Future work can be extended in several directions. First, trust in real-world social networks often exhibits propagation characteristics, whereby individuals extend or transfer trust to others based on existing relational ties. Such propagation plays a critical role in the diffusion of influence and the evolution of group opinions. Therefore, an important direction for future research lies in integrating trust propagation mechanisms into opinion-trust coevolution model. This would enable a more comprehensive representation of opinion and trust dynamics. Then, deploying the proposed human-machine collaborative decision-making mechanism in real-world public opinion management platforms and conducting field-based validations with user feedback will help translate theoretical advances into practical implementations and continuous system improvement.

Conclusion

This work proposed a human-machine collaborative consensus reaching mechanism that considers manipulation tendency. This mechanism can greatly improve the consensus level and reliability of collective public opinion in emergency situations. The contributions of this research can be summarized in the following three points.

1. (1)

   Considering the objectivity, impartiality, and data sensitivity of machines, a new collaborative decision-making mechanism to manage manipulative behavior was proposed. Specifically, the human group discusses and assembles collective opinions, and the machine moderator learns human behavioral data and feeds back adjustment parameters to supervise their social network. This allows for a high consensus collective opinion while controlling the manipulation of tendency.

2. (2)

   Manipulators can only influence the collective opinion through two behaviors: expressing their own opinion and influencing the opinion expression of others. With this in mind, a two-dimensional behavioral manipulation tendency measurement function based on extreme opinions and expected influence is proposed, emphasizing the importance of predicted influence in manipulation identification. Further, we measure the manipulation tendency through the neutral element parameter of the non-matrix operator and set it as a gain function to train machine moderators, which achieves some effectiveness in managing manipulative behaviors.

3. (3)

   Considering that the public is unorganized and easily influenced, and that its reliability and stability are debatable, an opinion fusion method for use in emergency environments was proposed. The proposed method not only improves the consensus of collective public opinion through coevolution but also improves the reliability of collective public opinion through RL. The result not only enhances the reliability and democracy of public opinion, but also rapidly improves the public’s ability to perceive the state of affairs in emergency scenarios.

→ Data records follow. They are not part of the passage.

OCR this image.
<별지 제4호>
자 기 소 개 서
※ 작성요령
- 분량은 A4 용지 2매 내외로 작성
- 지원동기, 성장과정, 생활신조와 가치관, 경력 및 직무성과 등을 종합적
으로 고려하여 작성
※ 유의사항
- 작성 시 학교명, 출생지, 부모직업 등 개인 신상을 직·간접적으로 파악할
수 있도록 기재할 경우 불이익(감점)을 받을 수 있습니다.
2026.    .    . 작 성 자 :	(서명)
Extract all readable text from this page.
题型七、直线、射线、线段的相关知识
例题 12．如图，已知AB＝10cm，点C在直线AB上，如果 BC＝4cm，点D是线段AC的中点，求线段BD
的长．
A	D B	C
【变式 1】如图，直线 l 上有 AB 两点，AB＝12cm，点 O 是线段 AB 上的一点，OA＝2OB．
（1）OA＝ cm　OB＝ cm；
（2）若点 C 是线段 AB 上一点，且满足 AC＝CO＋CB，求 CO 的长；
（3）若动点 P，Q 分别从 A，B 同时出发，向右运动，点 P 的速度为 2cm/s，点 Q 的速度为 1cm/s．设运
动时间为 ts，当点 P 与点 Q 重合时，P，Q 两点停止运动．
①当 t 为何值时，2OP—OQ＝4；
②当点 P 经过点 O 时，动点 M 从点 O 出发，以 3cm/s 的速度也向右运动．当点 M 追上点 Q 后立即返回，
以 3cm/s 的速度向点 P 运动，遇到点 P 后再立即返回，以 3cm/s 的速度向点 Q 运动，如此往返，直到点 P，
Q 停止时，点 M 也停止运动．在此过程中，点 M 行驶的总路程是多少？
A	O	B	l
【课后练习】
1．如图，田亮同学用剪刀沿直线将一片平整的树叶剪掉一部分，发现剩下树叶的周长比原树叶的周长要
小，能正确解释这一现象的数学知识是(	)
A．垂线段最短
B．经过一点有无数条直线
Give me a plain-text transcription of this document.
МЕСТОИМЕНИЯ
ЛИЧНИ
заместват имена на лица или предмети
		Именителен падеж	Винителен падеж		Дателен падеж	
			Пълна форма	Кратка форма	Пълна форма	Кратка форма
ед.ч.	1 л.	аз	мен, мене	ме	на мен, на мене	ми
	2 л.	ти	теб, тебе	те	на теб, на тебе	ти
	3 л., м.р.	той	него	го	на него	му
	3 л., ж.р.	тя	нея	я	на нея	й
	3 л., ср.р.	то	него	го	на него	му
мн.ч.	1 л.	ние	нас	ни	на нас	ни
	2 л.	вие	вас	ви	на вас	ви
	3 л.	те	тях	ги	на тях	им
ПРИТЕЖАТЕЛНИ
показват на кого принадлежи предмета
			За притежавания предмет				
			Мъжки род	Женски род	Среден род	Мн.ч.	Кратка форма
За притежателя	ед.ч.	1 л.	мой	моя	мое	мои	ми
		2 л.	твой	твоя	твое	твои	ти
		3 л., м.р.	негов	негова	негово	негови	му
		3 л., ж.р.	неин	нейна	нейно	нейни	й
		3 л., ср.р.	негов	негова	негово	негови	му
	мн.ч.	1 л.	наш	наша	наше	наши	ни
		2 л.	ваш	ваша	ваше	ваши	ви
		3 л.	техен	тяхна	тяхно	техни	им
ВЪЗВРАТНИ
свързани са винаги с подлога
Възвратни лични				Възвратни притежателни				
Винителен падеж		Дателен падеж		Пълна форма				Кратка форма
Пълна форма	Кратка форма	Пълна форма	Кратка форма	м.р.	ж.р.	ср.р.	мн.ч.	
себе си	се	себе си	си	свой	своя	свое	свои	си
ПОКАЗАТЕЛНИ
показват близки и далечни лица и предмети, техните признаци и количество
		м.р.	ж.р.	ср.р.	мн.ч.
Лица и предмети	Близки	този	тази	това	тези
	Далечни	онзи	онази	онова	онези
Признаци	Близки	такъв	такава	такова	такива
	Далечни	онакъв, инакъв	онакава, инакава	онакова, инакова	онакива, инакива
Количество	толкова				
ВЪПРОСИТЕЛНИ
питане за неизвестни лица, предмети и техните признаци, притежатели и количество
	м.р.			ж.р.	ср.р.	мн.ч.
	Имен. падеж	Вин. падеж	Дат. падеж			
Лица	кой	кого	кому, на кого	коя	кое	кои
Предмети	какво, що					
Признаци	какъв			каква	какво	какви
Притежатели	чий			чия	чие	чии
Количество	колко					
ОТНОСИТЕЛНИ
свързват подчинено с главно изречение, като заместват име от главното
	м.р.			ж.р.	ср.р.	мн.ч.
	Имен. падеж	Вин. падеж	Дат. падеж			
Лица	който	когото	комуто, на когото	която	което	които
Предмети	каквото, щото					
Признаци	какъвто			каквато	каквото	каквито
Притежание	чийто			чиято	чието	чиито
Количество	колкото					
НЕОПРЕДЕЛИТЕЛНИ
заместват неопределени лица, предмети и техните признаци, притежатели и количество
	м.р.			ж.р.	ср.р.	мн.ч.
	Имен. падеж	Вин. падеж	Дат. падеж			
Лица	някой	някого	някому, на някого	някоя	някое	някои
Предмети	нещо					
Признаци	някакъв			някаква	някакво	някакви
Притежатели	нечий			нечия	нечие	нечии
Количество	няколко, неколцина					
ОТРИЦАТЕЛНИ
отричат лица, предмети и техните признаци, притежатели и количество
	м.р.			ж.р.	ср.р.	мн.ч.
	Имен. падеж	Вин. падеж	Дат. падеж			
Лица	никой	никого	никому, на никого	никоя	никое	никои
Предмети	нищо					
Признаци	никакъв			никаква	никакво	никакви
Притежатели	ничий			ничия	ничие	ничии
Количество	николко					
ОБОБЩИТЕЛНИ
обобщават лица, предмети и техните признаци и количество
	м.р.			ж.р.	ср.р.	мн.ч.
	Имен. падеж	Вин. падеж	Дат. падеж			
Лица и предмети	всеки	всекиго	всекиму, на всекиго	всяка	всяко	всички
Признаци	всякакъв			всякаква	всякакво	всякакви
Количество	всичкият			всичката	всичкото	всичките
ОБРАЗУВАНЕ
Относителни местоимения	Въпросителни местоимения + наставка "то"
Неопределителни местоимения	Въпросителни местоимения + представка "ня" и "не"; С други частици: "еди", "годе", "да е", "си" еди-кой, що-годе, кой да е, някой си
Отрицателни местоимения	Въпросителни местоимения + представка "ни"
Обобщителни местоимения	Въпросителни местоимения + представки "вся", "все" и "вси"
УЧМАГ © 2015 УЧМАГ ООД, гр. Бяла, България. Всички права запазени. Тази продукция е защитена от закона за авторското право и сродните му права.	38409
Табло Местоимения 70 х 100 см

However, this work is still in its infancy, leaving ample room for exploration in the future. The opinion-trust coevolution model, while effective, is based on simplified assumptions and may not fully capture real-world complexities. Additionally, the machine moderator was tested in a specific simulated scenario, which limits its generalizability. Future research should integrate trust propagation mechanisms into the model and validate the approach in real-world public opinion platforms to ensure its practical applicability and improvement.